Penanganan persoalan buruh migran yang masih berlangsung seperti sekarang akan kontraproduktif terhadap komitmen Pemerintah Indonesia yang baru saja meratifikasi International Convention 1990 on the Protection of the Rights of All Migrant Workers and Members of Their Families pada Sidang Paripurna DPR, 12 April 2012.

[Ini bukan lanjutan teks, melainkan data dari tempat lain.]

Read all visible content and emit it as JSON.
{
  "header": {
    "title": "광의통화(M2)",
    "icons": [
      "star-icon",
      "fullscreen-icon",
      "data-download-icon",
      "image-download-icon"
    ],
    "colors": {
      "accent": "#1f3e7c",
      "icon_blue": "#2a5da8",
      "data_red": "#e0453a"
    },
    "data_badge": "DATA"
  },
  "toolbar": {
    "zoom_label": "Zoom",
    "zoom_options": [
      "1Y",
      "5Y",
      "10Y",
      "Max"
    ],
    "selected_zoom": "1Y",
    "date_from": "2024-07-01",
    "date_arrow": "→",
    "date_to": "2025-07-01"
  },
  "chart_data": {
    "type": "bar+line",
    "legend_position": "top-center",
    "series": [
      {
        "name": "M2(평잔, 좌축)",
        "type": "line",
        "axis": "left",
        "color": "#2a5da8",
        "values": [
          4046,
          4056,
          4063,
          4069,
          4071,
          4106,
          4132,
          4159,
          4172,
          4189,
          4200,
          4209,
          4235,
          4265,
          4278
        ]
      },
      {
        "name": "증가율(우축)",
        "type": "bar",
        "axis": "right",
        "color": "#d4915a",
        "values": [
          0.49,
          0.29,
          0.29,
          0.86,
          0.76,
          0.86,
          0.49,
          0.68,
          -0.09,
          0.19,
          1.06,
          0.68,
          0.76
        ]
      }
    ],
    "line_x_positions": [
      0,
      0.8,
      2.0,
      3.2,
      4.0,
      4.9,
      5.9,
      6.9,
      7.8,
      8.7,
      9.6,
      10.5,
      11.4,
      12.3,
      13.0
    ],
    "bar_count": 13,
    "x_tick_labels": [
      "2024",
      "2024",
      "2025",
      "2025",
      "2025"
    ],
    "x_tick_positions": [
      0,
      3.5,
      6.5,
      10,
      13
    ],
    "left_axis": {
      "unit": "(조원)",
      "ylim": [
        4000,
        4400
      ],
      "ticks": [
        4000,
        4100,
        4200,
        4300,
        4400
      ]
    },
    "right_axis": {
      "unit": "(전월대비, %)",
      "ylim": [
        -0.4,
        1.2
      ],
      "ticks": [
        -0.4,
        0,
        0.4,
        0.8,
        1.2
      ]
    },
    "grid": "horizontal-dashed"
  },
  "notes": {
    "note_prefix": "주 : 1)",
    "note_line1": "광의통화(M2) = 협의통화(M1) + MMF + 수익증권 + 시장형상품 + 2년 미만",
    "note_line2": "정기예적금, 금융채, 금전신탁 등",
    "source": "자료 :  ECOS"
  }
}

Konvensi tersebut sangat menjunjung tinggi prinsip-prinsip dasar penegakan HAM buruh migran, yakni tanggung jawab negara, nondiskriminasi, kesamaan di hadapan hukum, dan kesetaraan dalam penerimaan hak. Dengan demikian, tidak relevan mempersoalkan status keimigrasian ketiga buruh migran yang tidak berdokumen.

Tindak Lanjuti Ratifikasi

Komitmen ratifikasi harus segera ditindaklanjuti dengan implementasi konkret untuk perlindungan hak-hak buruh migran. Setidaknya ada tiga langkah penting yang harus dilakukan pemerintah.

Pertama, mengkaji ulang dan mengevaluasi seluruh kebijakan yang ada di Indonesia terkait perlindungan buruh migran. Kebijakan yang tidak selaras harus diganti kebijakan baru, termasuk UU No 39/2004 tentang Penempatan dan Perlindungan TKI. UU adalah regulasi paling utama yang isinya harus disesuaikan dengan konvensi karena UU ini merupakan payung hukum dalam penempatan dan perlindungan buruh migran.

Kedua, meninjau ulang semua kelembagaan yang relevan dengan tugas pokok dan fungsi perlindungan buruh migran, terutama Badan Nasional Penempatan dan Perlindungan TKI (BNP2TKI). Salah satu ketentuan dalam konvensi: negara pihak harus membentuk badan-badan yang layak untuk memastikan implementasi konvensi.

Ketiga, membangun mekanisme perlindungan bagi buruh migran pada keseluruhan tahapan migrasi dari pra-, selama bekerja, hingga purnamigrasi.

Pemerintah juga harus memperbaiki sumber daya manusia. Sebaik apa pun aturan dan sistemnya, tanpa sumber daya manusia yang jujur dan berdedikasi, nasib buruh migran tidak akan pernah menjadi lebih baik. Presiden SBY perlu berani mengevaluasi kinerja birokrasi secara fundamental. Hal ini penting untuk mengurangi beban dan derita masyarakat karena birokrasi yang tidak mendukung.

Akhirnya, semoga Hari Buruh kali ini tidak hanya menjadi milik buruh, tetapi juga negara yang berani ambil bagian secara aktif untuk memperbaiki politik ketenagakerjaan di Indonesia, baik perbaikan nasib buruh di dalam maupun di luar negeri.